Net-neutrality activists were quick to react to Ajit Pai's press conference Tuesday (Feb. 10), where the Federal Communications Commission commissioner criticized agency chairman Tom Wheeler's proposed Title II-based network-neutrality rule order and attributed its impetus to White House influence and politics.
Some of those groups didn't even wait for the press conference to respond to it, anticipating the arguments and criticisms from earlier Pai statements; Pai has made no secret of his dislike of the rules and the process that has produced them.
The groups made no secret of their dislike either, calling Pai's criticisms "nonsense" and "fear mongering" (Free Press) and Pai's repeated attribution of the plan to President Obama -- who came out forcefully for Title II specifically, not simply strong net-neutrality rules in general - -as "the worst sort of dismissive and elitist insult to the American people" (Public Knowledge).

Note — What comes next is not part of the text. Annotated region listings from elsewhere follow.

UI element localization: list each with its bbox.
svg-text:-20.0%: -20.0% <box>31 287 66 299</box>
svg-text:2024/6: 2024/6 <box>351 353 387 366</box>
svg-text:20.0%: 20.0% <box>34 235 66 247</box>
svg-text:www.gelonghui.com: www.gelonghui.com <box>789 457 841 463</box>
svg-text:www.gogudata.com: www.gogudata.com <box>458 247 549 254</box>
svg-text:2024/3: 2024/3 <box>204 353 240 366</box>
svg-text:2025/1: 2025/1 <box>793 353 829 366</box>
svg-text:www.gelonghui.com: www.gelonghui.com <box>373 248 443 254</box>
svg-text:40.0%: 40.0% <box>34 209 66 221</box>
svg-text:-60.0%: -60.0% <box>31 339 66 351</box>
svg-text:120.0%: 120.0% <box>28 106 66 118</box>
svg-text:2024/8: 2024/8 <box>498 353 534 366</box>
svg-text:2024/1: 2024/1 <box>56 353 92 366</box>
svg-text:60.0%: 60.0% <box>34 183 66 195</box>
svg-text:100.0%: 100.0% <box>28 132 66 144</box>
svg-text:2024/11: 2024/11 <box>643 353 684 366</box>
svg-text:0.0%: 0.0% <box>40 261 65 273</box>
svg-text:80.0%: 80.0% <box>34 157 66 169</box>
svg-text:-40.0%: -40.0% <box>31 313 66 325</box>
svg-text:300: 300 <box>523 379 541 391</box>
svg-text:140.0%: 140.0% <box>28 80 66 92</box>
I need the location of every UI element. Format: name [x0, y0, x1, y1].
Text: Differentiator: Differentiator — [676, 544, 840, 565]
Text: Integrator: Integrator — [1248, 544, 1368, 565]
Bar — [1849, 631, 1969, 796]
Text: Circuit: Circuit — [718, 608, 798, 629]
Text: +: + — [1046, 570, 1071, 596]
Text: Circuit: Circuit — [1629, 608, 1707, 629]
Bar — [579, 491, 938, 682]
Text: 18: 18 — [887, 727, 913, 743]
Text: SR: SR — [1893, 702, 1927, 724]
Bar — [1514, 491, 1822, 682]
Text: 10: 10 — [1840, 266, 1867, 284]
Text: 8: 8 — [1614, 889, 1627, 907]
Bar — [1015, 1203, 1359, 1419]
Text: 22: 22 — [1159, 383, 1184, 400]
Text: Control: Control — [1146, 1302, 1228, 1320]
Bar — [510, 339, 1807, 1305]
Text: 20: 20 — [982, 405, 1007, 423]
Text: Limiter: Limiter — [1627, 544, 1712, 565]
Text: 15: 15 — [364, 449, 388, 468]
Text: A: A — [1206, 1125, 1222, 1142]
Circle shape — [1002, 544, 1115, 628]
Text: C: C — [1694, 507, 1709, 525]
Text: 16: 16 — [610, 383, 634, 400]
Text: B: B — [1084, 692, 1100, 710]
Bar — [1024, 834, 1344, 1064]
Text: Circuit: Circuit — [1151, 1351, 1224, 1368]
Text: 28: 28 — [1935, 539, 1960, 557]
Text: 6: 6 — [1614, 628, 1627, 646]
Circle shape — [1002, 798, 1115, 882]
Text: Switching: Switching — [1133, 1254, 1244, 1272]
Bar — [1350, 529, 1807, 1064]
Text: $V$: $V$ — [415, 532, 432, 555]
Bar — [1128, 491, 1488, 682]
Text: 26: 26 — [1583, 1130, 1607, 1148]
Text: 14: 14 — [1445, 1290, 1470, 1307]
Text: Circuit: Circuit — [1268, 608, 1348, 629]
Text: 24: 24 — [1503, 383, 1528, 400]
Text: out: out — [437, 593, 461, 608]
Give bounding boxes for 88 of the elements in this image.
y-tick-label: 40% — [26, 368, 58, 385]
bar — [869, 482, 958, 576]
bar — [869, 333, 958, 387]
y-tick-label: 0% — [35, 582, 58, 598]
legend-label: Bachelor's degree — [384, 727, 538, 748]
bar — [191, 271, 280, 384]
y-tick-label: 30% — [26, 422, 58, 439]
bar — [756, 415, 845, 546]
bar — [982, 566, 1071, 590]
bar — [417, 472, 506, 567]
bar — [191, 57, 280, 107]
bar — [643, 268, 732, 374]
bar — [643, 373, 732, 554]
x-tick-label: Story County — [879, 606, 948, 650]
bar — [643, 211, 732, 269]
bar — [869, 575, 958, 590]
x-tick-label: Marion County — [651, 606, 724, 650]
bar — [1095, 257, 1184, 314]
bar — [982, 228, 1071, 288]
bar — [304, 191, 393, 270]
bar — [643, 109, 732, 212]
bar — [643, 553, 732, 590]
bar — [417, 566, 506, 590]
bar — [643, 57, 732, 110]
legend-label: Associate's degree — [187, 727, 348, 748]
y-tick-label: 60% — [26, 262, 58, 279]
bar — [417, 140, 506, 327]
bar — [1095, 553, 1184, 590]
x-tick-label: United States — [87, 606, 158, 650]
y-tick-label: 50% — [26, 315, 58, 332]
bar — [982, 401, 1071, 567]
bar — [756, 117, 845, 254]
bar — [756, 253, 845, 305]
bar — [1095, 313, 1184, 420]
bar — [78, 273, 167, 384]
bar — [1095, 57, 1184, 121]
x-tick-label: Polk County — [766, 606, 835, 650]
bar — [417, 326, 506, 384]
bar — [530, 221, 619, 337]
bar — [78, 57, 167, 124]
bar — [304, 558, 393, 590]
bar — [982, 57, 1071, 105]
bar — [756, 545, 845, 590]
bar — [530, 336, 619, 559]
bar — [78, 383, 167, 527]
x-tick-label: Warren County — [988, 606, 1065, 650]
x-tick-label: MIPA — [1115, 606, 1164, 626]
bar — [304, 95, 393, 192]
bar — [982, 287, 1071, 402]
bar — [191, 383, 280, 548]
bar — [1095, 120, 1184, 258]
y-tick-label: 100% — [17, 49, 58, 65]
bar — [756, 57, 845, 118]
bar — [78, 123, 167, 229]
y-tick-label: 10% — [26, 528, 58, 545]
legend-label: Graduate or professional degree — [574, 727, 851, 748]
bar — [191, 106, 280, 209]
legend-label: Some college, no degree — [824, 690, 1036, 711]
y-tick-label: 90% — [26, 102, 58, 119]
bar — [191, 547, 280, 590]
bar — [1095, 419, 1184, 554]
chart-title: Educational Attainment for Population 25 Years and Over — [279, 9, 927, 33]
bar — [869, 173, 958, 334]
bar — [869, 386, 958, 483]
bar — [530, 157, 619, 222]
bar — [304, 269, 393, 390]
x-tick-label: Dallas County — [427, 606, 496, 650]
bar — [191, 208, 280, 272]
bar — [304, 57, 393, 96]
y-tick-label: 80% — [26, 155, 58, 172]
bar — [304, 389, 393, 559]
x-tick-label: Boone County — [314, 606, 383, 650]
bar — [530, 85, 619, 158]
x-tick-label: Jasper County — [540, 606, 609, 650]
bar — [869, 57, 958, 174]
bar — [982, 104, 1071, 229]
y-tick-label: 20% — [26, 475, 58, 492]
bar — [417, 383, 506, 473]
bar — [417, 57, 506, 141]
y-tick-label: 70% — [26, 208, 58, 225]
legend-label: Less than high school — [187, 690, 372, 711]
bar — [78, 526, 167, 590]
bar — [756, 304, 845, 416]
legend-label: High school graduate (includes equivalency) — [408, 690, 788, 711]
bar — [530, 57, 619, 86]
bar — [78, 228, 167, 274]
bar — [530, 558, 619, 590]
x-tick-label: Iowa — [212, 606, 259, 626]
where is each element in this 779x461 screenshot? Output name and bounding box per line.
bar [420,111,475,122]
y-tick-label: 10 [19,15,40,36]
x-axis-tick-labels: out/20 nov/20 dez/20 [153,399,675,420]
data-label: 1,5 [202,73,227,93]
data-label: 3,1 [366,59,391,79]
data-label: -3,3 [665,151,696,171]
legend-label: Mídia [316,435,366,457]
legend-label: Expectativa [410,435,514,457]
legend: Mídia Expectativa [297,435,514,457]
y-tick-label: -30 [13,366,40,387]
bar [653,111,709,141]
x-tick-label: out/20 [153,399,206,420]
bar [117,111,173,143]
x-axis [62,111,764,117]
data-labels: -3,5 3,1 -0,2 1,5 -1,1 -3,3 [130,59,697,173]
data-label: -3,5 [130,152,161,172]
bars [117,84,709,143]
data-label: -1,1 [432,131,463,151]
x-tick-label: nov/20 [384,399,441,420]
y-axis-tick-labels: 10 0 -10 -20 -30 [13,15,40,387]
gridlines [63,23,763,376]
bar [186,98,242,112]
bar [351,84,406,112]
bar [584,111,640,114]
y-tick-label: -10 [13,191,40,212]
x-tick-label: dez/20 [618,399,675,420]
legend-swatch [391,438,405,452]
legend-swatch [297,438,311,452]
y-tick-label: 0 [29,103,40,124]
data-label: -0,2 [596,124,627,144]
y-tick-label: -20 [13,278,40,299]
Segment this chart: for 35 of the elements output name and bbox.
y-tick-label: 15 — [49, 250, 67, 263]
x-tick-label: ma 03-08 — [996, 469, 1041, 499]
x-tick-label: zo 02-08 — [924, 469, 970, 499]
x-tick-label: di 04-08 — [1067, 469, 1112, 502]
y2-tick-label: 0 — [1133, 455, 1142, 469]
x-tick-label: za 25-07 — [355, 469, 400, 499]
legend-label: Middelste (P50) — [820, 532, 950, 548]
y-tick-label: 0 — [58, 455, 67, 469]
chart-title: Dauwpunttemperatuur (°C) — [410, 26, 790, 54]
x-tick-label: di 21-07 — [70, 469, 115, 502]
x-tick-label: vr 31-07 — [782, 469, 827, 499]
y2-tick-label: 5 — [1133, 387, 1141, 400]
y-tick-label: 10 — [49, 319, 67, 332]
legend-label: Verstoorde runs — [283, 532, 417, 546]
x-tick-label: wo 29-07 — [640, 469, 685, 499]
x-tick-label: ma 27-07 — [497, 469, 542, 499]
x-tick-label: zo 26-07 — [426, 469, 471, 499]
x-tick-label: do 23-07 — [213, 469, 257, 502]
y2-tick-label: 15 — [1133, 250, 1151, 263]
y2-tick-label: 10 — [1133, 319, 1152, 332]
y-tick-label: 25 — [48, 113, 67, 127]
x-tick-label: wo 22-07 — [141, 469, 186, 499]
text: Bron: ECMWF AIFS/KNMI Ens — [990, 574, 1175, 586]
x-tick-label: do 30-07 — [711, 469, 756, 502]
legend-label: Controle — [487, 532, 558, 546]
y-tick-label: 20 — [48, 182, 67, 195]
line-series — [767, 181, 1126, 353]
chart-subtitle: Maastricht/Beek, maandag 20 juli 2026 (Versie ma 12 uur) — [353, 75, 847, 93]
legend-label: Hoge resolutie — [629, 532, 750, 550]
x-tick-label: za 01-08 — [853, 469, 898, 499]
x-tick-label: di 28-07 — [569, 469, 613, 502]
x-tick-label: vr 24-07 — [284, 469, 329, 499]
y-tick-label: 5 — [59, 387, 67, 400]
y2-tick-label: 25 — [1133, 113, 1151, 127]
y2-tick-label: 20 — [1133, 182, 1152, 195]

"Commissioner Pai has grown fond of saying at the FCC, ‘this is not what democracy looks like,'" said Public Knowledge SVP Harold Feld. "Perhaps it is Commissioner Pai who can no longer recognize democracy," Feld added that Wheeler should be saluted as a hero and "the people's champion."
As to the suggestion that the president's push for the FCC to impose Title II was undue pressure on an independent agency, a point Pai also made in his press conference, Feld said: "It did not violate the FCC’s independence when President George W. Bush publicly called for chairman Michael Powell to vote on deregulating media ownership, or when President Bill Clinton wrote a public letter to chairman Reed Hundt to ban hard liquor advertising on television. It also did not violate the FCC’s independence when President Ronald Reagan asked chairman Mark Fowler to drop his proposal to rescind the Financial Interest and Syndication Rules. Similarly, President Obama has not violated the independence of the FCC by making his support for strong net-neutrality rules under Title II public."
Free Press policy director Matt Wood said: "Commissioner Pai's nonsense will be cheered by the cable and telecom industries, which make the same unfounded claims. And his fear-mongering may resonate in the echo chamber of misinformation about Title II. But Commissioner Pai is wrong on the facts and the law, and he's out of step with what millions of Internet users and businesses have asked the FCC to do: Protect them from abuse with strong rules that will survive in court."